„Der König von Spanien wartet an der Bar, aber Ihr Tisch ist fertig!“ Und diesen Satz meinte der Kellner tatsächlich ernst!
Gesagt wurde er zu Ruth Reichl, der damals neuen Restaurant-Kritikerin der New York Times, die wohl wichtigste Person für die Betreiber guter Küchen – mit der Linzenz zum Vernichten. Da musste der spanische König tatsächlich noch an der Bar auf einen freien Tisch warten…
Doch wie ernst kann man Essen und Service nehmen, wenn die ganze Belegschaft genau weiß, wie wichtig der Gast ist? Müsste da nicht die Kritik eigentlich aus der Perspektive eines ganz normalen Gastes geschrieben werden, eines unerkannten Einflusslosen? Dachte sich auch Ruth Reichl, als sie schon vor Antritt ihrer Stelle in New York erfuhr, dass ihr Foto bereits hinter jedem Restauranttresen der Stadt lag. Zur Sicherheit…
Also begann sie eine Scharade, besuchte die interessanten Läden verkleidet. Mal als kleinbürgerliche Molli mit ebensolcher Figur, mal als ihre eigene Mutter. Und tatsächlich: Plötzlich fand sie sich am schlechtesten Tisch des Restaurants platziert, am Durchgang zum Raucherbereich und bedient vom mürrischsten Kellner, der aufzutreiben war.
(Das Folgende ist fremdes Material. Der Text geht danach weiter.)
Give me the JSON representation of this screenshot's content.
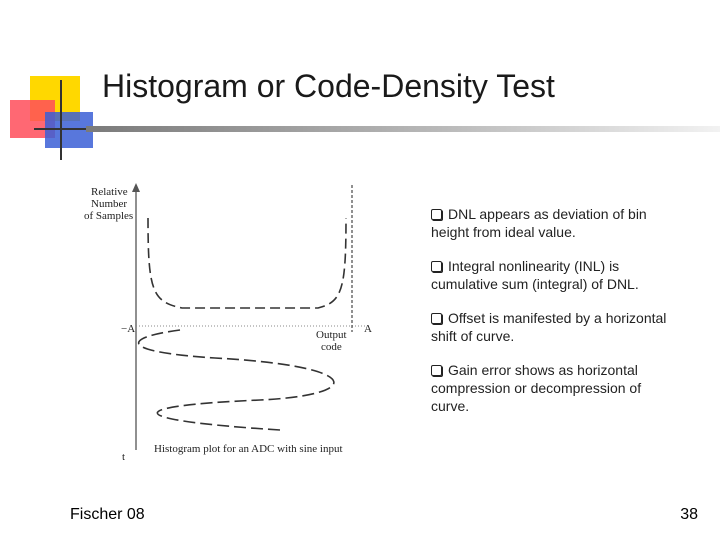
{
  "slide": {
    "title": "Histogram or Code-Density Test",
    "figure": {
      "y_label_line1": "Relative",
      "y_label_line2": "Number",
      "y_label_line3": "of Samples",
      "x_label_line1": "Output",
      "x_label_line2": "code",
      "left_marker": "−A",
      "right_marker": "A",
      "time_label": "t",
      "caption": "Histogram plot for an ADC with sine input"
    },
    "bullets": [
      "DNL appears as deviation of bin height from ideal value.",
      "Integral nonlinearity (INL) is cumulative sum (integral) of DNL.",
      "Offset is manifested by a horizontal shift of curve.",
      "Gain error shows as horizontal compression or decompression of curve."
    ],
    "footer_left": "Fischer 08",
    "page_number": "38"
  },
  "colors": {
    "logo_yellow": "#ffd800",
    "logo_red": "#ff4d5a",
    "logo_blue": "#3b5fd6",
    "title_text": "#1a1a1a"
  },
  "icons": {
    "bullet": "checkbox-square-icon"
  }
}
Das ist nicht nur höchst unterhaltsam geschrieben, es produziert auch einen Speichelsturz nach dem anderen. Und weil es kaum eine schwierigere Aufgabe gibt, als Geschmack zu beschreiben, wächst die Hochachtung vor der Autorin um so mehr. Das schafft sie nämlich in einer klaren, schnörkellosen und doch ausgesprochen schönen Sprache. Die nehmen eben nicht jede bei der New York Times…
So schafft sie es tatsächlich, mich neugierig auf ursprüngliches Sushi und seine Geschmacksexplosionen zu machen – dabei mag ich Sushi gar nicht.
Nutzwert hat das Buch übrigens auch: Ruth Reichl liefert einige der leckersten Rezepte, die sie in den getesteten Restaurants kosten durfte, gleich mit. Wie gut die sind, muss sich noch zeigen: Das erste werde ich zu Ostern probieren. Käsekuchen.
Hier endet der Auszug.